Tom Sawyer ist ein draufgängerischer und frecher Junge, der gerne auch einmal jemanden einen Streich spielt, doch er hat ein gutes Herz. Gemeinsam mit seinen Freunden erlebt er am Mississippi jede Menge Abenteuer und versucht sich mit seinem Charme durch die kleinen Aufgaben des Alltags zu kämpfen.

Bewertung

Tom Sawyers und Huckleberry Finns Abenteuer sind weltbekannt und haben schon vielen Generationen von Kindern, aber auch Erwachsenen, viel Freude bereitet. Hier kann man beim Lesen in eine ganz andere Zeit eintauchen und erleben, wie Kinder fern von Fernsehen und Computer einmal ihren Alltag erlebt haben. Mitten in einem Amerika der Rassentrennung, der strengen Sitten und der Spießbürgerlichkeit versucht sich Tom Sawyer sein Leben so angenehm wie möglich zu machen. In viele kurze Episoden unterteilt verfolgt man den unbeschwerten Alltag eines scheinbar normalen Jungen, in dem viele spannende Dinge passieren.
Der Leser taucht in die Welt eines Jungen ein, der noch unbesorgt in die Zukunft blickt, und sich eigentlich nur um seine häuslichen Aufgaben und die Schule kümmern muss und daher versucht dafür möglichst wenig Zeit und zum Spielen möglichst viel Zeit aufzubringen. So erlebt man mit Tom Sawyer den Schulunterricht, der von unnötiger Härte geprägt ist, ebenso wie sein familiäres Leben, in dem er sich gegen andere Familienmitglieder durchsetzen muss. Man erfährt aber auch einiges von seiner Familie, die ihn trotz aller Streiche, die er spielt, nie recht böse sein kann. Zudem kann man auch eine erste Verliebtheit miterleben.

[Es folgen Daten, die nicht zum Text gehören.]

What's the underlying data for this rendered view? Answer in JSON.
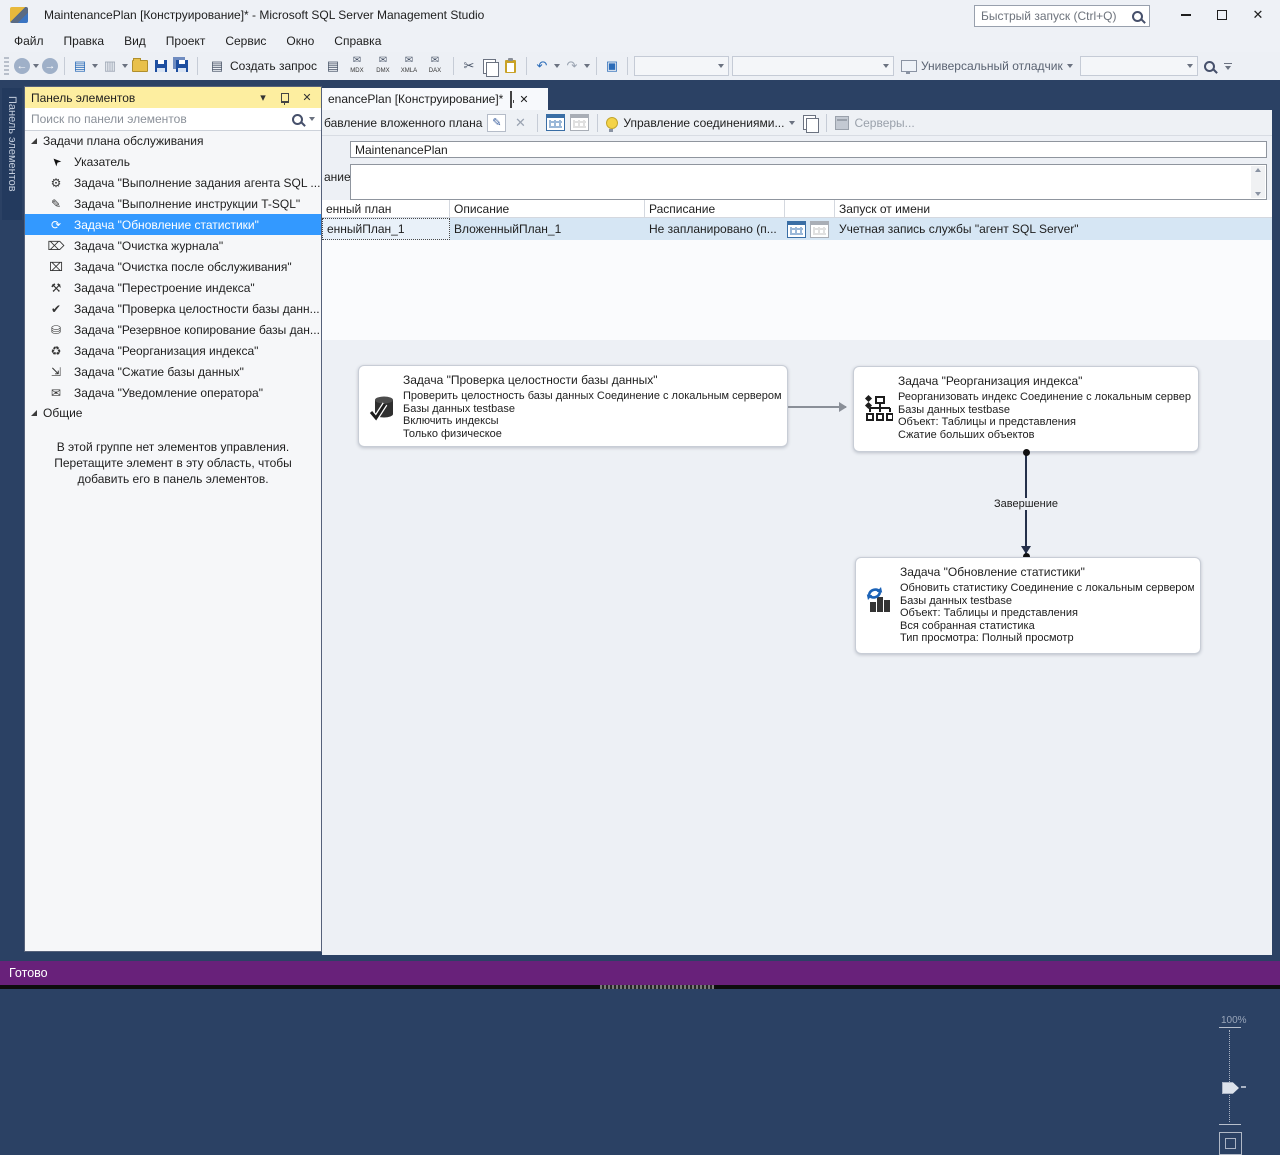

Im Hauptteil des Buches ist man allerdings mit Tom auf Abenteuern unterwegs. Wenn er nicht zufällig unverschuldet in ein Abenteuer hineingerät, schafft er eben selbst mit seinen Freunden eines. So kann man erleben, mit welchen einfachen Mitteln die Kinder sich damals beschäftigten, erfolgt aber auch, wie draufgängerische Jungen ausreißen. Besonders spannend sind allerdings die Erlebnisse, in die Tom unverschuldet hineingerät, sich aber mit seinem guten Herzen immer richtig entscheidet, Mut beweist und am Ende anderen damit eine große Hilfe ist. Allerdings kann man auch miterleben, wie Tom sich einer Welt, gegen die er die meiste Zeit rebelliert hat, irgendwann zu fügen scheint und somit der Übergang zum Erwachsenwerden eintritt.